Some of the shops sell food and goods, but much of the facility’s 3,807 sq. meters of floor space is designed to let people hang out freely.

“We think such free space is what makes a park,” said Daisuke Nagano, president of Sony Enterprise Co., during a media preview of the facility Wednesday.

The Sony Building, which opened in 1966 and was dismantled last year, was used as a showroom for the company’s products, but Nagano stressed that Ginza Sony Park is neither commercial complex nor showroom.

The basement levels are surrounded by bare concrete, which makes them look like garages, and has pipes and air ducts hanging from their ceilings. Sony said the facility can be used as a space for events.

For now, a roller skating rink has been set up on the second basement floor that can be used for free until Sept. 24.

The idea of Sony opening a park-themed facility may sound odd, but Nagano said it was an experiment before erecting a new Sony building on the site. Sony plans to run the park until fall 2020, when it will start construction on the new Sony Building with an eye to opening it in 2022.

“At first, we were mainly discussing the design of the new building and how we will use it in Sony’s way,” said Nagano.

But with many other companies also developing new buildings in Tokyo by 2020, “We came to think that not creating a building for now actually fits Sony’s way,” since its culture is to do something that others don’t, Nagano explained.

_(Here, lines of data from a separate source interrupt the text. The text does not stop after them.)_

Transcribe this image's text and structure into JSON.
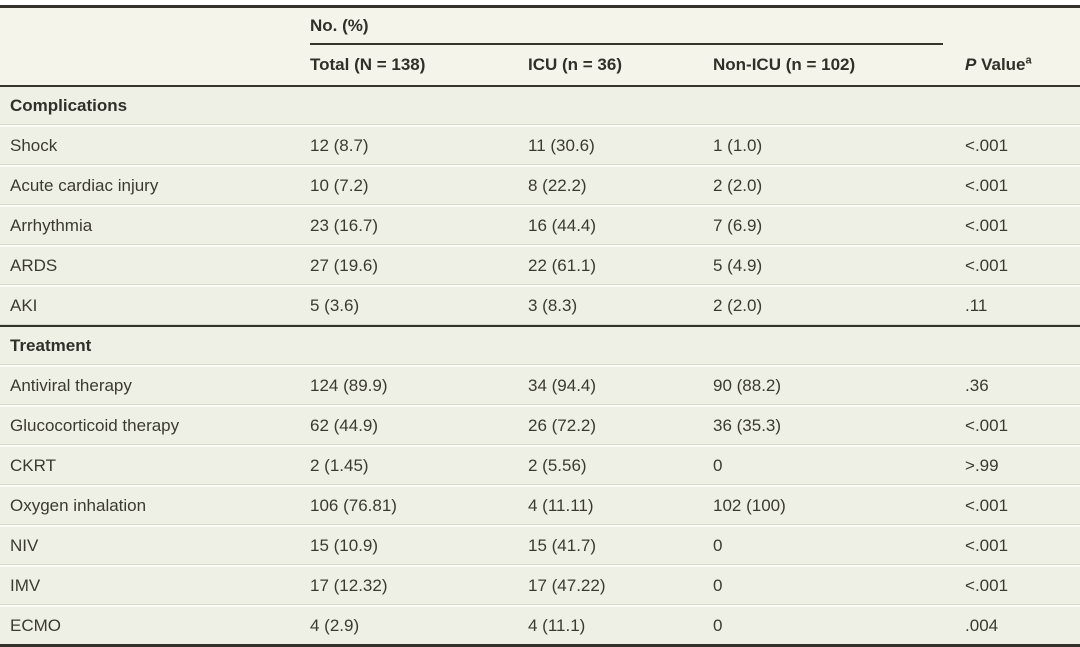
{
  "header": {
    "spanner_label": "No. (%)",
    "col_total": "Total (N = 138)",
    "col_icu": "ICU (n = 36)",
    "col_non_icu": "Non-ICU (n = 102)",
    "p_value": {
      "italic": "P",
      "rest": " Value",
      "sup": "a"
    }
  },
  "sections": [
    {
      "title": "Complications",
      "rows": [
        {
          "label": "Shock",
          "total": "12 (8.7)",
          "icu": "11 (30.6)",
          "non_icu": "1 (1.0)",
          "p": "<.001"
        },
        {
          "label": "Acute cardiac injury",
          "total": "10 (7.2)",
          "icu": "8 (22.2)",
          "non_icu": "2 (2.0)",
          "p": "<.001"
        },
        {
          "label": "Arrhythmia",
          "total": "23 (16.7)",
          "icu": "16 (44.4)",
          "non_icu": "7 (6.9)",
          "p": "<.001"
        },
        {
          "label": "ARDS",
          "total": "27 (19.6)",
          "icu": "22 (61.1)",
          "non_icu": "5 (4.9)",
          "p": "<.001"
        },
        {
          "label": "AKI",
          "total": "5 (3.6)",
          "icu": "3 (8.3)",
          "non_icu": "2 (2.0)",
          "p": ".11"
        }
      ]
    },
    {
      "title": "Treatment",
      "rows": [
        {
          "label": "Antiviral therapy",
          "total": "124 (89.9)",
          "icu": "34 (94.4)",
          "non_icu": "90 (88.2)",
          "p": ".36"
        },
        {
          "label": "Glucocorticoid therapy",
          "total": "62 (44.9)",
          "icu": "26 (72.2)",
          "non_icu": "36 (35.3)",
          "p": "<.001"
        },
        {
          "label": "CKRT",
          "total": "2 (1.45)",
          "icu": "2 (5.56)",
          "non_icu": "0",
          "p": ">.99"
        },
        {
          "label": "Oxygen inhalation",
          "total": "106 (76.81)",
          "icu": "4 (11.11)",
          "non_icu": "102 (100)",
          "p": "<.001"
        },
        {
          "label": "NIV",
          "total": "15 (10.9)",
          "icu": "15 (41.7)",
          "non_icu": "0",
          "p": "<.001"
        },
        {
          "label": "IMV",
          "total": "17 (12.32)",
          "icu": "17 (47.22)",
          "non_icu": "0",
          "p": "<.001"
        },
        {
          "label": "ECMO",
          "total": "4 (2.9)",
          "icu": "4 (11.1)",
          "non_icu": "0",
          "p": ".004"
        }
      ]
    }
  ],
  "colors": {
    "rule_dark": "#32322b",
    "header_bg": "#f4f4ea",
    "row_bg": "#eff0e5",
    "separator_white": "#fbfcf5",
    "separator_gray": "#d8dacb",
    "text": "#3a3a31"
  }
}
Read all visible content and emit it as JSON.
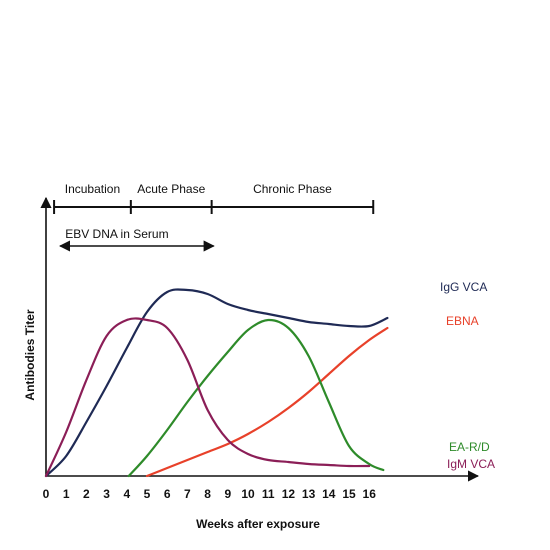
{
  "chart_data": {
    "type": "line",
    "title": "",
    "xlabel": "Weeks after exposure",
    "ylabel": "Antibodies Titer",
    "xlim": [
      0,
      17
    ],
    "ylim": [
      0,
      100
    ],
    "x_ticks": [
      "0",
      "1",
      "2",
      "3",
      "4",
      "5",
      "6",
      "7",
      "8",
      "9",
      "10",
      "11",
      "12",
      "13",
      "14",
      "15",
      "16"
    ],
    "grid": false,
    "phases": [
      {
        "label": "Incubation",
        "start": 0.4,
        "end": 4.2
      },
      {
        "label": "Acute Phase",
        "start": 4.2,
        "end": 8.2
      },
      {
        "label": "Chronic Phase",
        "start": 8.2,
        "end": 16.2
      }
    ],
    "annotation": {
      "label": "EBV DNA in Serum",
      "start": 0.7,
      "end": 8.3
    },
    "series": [
      {
        "name": "IgG VCA",
        "color": "#1f2a55",
        "x": [
          0,
          1,
          2,
          3,
          4,
          5,
          6,
          7,
          8,
          9,
          10,
          11,
          12,
          13,
          14,
          15,
          16,
          16.9
        ],
        "y": [
          0,
          10,
          27,
          45,
          64,
          82,
          92,
          93,
          91,
          86,
          83,
          81,
          79,
          77,
          76,
          75,
          75,
          79
        ]
      },
      {
        "name": "EBNA",
        "color": "#e8412a",
        "x": [
          5,
          6,
          7,
          8,
          9,
          10,
          11,
          12,
          13,
          14,
          15,
          16,
          16.9
        ],
        "y": [
          0,
          4,
          8,
          12,
          16,
          21,
          27,
          34,
          42,
          51,
          60,
          68,
          74
        ]
      },
      {
        "name": "EA-R/D",
        "color": "#2e8b2a",
        "x": [
          4.1,
          5,
          6,
          7,
          8,
          9,
          10,
          11,
          12,
          13,
          14,
          15,
          16,
          16.7
        ],
        "y": [
          0,
          10,
          23,
          37,
          50,
          62,
          73,
          78,
          74,
          60,
          37,
          15,
          6,
          3
        ]
      },
      {
        "name": "IgM VCA",
        "color": "#8b1e57",
        "x": [
          0,
          1,
          2,
          3,
          4,
          5,
          6,
          7,
          8,
          9,
          10,
          11,
          12,
          13,
          14,
          15,
          16
        ],
        "y": [
          0,
          22,
          48,
          70,
          78,
          78,
          74,
          58,
          33,
          18,
          11,
          8,
          7,
          6,
          5.5,
          5,
          5
        ]
      }
    ]
  }
}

Sony wants to see how the park concept will work out because it hopes to incorporate greater openness into the new Sony Building, he said, adding that another purpose is to enhance Sony’s brand image.

Asked how Sony will make revenue from the park business, Nagano said most of it will come from the shopping and advertising space.

Ginza Sony Park is open from 5 a.m. to 12:30 a.m. everyday except Jan. 1 and admission is free.